Car Batteries aren’t designed to last forever and will need replacing at some point, in the UK unreliable batteries account for one of the biggest call outs for roadside assistance.
There are a multitude of factors that affect a cars battery life and on average they last between three and five years when properly maintained. The most common causes of a flat battery are irregular use of a vehicle or only making short journeys. The vehicle isn’t given chance to charge enough which causes sulphation - a hardening of the lead plates that sit within the battery, affecting its capability to hold a charge.
Battery performance can also be affected by temperature as they work on a chemical reaction basis; a battery operates at maximum efficiency at a temperature of 26.7℃ or 80℉.
Leaving any electrical systems running without the engine running may also cause a battery drain which will result in a flat battery. Always ensure your lights, radio etc are turned off when your vehicle is not in use.
It’s advisable to seek professional advice if you have not changed a battery before, however, if you are wanting to change it yourself, here’s how:
Locate the battery:
Ensure your vehicle is parked on a flat level surface, the engine is off and handbrake is engaged, then open the bonnet. If you are unsure where to find the battery, refer to the owner’s manual.

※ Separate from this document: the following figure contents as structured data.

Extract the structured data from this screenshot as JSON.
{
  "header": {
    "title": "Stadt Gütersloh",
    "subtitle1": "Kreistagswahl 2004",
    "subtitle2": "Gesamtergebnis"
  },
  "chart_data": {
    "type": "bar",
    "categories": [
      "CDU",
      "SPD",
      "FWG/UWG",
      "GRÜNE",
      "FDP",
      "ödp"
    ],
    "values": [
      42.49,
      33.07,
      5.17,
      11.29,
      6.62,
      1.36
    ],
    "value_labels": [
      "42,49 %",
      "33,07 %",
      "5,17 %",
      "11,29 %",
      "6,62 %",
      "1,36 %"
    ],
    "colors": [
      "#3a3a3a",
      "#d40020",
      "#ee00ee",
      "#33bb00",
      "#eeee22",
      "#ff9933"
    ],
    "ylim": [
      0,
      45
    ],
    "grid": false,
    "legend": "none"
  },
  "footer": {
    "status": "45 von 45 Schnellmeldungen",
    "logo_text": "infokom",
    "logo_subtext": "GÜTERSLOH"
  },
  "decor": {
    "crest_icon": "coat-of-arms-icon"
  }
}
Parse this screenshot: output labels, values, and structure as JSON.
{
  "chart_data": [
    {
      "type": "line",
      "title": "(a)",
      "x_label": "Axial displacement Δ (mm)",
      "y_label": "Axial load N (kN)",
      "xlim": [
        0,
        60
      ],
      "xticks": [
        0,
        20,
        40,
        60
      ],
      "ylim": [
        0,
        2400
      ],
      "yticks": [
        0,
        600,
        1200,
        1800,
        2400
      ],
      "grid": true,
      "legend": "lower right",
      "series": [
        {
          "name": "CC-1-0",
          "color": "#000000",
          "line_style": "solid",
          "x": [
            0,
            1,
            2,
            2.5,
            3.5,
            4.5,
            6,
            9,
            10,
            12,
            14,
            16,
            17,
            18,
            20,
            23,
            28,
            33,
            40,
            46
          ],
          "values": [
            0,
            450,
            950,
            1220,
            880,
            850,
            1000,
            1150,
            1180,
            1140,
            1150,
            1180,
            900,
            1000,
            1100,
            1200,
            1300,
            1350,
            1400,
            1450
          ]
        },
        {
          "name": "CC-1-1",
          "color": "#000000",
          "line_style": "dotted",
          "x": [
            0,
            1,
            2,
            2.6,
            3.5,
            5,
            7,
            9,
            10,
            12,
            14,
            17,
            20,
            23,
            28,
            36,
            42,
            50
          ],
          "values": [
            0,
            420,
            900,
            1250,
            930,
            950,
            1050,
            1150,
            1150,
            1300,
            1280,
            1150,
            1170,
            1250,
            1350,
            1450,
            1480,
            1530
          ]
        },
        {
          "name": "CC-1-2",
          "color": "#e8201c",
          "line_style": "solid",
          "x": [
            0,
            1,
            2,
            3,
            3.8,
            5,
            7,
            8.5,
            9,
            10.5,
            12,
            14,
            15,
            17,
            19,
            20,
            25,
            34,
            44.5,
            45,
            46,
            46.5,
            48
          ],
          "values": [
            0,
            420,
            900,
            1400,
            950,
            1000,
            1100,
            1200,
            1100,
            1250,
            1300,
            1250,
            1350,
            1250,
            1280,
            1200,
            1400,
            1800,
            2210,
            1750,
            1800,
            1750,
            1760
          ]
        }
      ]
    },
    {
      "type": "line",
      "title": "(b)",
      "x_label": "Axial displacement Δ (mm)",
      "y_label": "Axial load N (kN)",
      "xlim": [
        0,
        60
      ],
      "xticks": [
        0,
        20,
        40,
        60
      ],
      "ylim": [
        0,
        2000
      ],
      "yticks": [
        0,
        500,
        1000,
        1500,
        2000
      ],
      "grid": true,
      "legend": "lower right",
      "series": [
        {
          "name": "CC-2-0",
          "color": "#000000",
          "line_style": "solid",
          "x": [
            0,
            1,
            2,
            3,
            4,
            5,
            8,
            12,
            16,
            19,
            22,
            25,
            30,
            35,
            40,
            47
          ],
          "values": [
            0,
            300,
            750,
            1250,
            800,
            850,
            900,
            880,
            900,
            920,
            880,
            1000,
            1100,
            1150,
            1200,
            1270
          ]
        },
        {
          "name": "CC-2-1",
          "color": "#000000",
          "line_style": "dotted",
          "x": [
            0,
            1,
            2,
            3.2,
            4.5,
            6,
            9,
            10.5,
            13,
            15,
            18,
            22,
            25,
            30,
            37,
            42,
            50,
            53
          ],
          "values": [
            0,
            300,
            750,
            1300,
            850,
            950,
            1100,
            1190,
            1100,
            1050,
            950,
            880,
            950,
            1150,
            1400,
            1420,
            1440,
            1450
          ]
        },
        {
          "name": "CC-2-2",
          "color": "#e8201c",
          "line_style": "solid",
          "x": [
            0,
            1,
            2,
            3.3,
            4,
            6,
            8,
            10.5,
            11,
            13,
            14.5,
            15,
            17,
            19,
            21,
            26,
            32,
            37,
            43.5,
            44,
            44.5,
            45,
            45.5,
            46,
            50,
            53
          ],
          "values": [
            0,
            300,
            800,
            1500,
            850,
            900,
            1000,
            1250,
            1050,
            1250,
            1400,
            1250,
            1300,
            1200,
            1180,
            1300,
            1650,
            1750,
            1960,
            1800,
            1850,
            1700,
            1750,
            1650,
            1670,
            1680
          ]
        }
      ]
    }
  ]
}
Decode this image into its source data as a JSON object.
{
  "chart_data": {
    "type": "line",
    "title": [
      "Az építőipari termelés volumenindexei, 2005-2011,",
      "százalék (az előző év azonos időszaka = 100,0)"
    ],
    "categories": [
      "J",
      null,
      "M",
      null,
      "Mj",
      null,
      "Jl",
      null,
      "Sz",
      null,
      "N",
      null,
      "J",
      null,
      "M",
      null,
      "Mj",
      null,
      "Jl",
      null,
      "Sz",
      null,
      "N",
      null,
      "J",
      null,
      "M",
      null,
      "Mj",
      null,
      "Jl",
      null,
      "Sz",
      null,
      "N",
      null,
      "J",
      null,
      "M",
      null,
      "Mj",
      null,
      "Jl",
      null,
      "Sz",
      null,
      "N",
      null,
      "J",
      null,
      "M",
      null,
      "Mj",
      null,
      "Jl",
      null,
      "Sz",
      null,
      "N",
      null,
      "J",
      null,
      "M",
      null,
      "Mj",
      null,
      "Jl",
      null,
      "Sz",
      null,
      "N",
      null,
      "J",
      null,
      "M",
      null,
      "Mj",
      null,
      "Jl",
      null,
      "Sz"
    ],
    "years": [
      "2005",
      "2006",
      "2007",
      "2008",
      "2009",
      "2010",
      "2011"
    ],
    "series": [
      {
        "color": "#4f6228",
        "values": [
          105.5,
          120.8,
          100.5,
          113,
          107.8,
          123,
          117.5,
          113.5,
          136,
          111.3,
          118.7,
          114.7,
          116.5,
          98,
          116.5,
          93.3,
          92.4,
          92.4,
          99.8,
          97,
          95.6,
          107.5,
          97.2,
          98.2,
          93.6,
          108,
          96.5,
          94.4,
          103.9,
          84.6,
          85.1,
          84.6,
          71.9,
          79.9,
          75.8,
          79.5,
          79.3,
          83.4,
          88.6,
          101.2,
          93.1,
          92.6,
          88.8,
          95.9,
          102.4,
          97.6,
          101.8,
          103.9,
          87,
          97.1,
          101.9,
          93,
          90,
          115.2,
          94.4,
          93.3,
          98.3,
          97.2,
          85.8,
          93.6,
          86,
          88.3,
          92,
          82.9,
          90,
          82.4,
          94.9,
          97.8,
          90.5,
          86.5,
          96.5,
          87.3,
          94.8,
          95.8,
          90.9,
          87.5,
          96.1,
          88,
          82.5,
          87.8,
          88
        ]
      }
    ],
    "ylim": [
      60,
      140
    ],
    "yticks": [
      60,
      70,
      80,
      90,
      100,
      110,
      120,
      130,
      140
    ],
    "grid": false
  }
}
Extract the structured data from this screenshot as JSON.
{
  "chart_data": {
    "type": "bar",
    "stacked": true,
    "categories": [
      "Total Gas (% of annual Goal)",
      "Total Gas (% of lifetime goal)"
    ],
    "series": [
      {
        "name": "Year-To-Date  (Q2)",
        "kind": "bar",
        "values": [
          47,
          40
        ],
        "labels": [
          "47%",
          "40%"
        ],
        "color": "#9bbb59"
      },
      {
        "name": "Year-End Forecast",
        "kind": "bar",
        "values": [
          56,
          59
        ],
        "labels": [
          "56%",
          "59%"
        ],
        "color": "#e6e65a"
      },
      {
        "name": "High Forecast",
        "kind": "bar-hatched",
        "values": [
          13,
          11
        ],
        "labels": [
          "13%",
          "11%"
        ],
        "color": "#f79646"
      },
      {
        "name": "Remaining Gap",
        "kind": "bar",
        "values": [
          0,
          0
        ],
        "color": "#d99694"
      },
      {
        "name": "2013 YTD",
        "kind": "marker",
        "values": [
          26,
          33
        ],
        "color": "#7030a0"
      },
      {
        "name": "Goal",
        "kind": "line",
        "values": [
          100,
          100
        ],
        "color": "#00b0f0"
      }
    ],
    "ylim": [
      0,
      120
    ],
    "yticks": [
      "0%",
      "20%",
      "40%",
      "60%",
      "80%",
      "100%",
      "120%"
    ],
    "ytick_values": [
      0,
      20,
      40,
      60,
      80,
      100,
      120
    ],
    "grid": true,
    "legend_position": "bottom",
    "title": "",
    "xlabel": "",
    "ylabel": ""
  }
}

Battery acid is highly harmful and corrosive, ensure you are protected with gloves and appropriate eyewear before attempting to remove it in case of any leaks.
Radio / Sat Nav Codes:
It may be worth checking that you have the vehicles electrical PIN codes to hand and the car keys in reach. Changing a battery can send the head unit into safe mode which will require a code to restart. It may also activate the central locking system or set off an alarm.
Identify the terminals:
The battery will have a positive and negative terminal. The positive battery terminal will be marked with a ‘+’ and will usually have red wires. The negative battery terminal will be marked with a ‘-’ and usually has black wires. It is important not to let the two terminals come into contact as this may cause a spark.
Removing the battery:
Always remove the negative terminal first. Failure to do so could damage your car’s electrical system. Next, using the socket or spanner loosen the positive terminal, then the clamps or screws securing the battery in its housing (typically found low down on the side of the battery). Carefully lift the battery out vertically (please note car batteries are heavy!) avoid tilting as this may cause an acid spillage.
Installing the new battery:
Ensuring the negative and positive terminals are in the same position as the existing battery, lift the new battery into its housing. Double check this before tightening the clamps or screws that hold the battery in place. Remove the plastic protective covers from the new battery posts and then securely reconnect the positive (+) terminal followed by the negative (-) terminal.
Ready, Set, Go!
Having followed the steps above, you should now be able to start the ignition and be ready to drive away on a full charge. Just ensure that you keep the battery in a secure upright position and dispose of it appropriately at either a recycling centre or tip.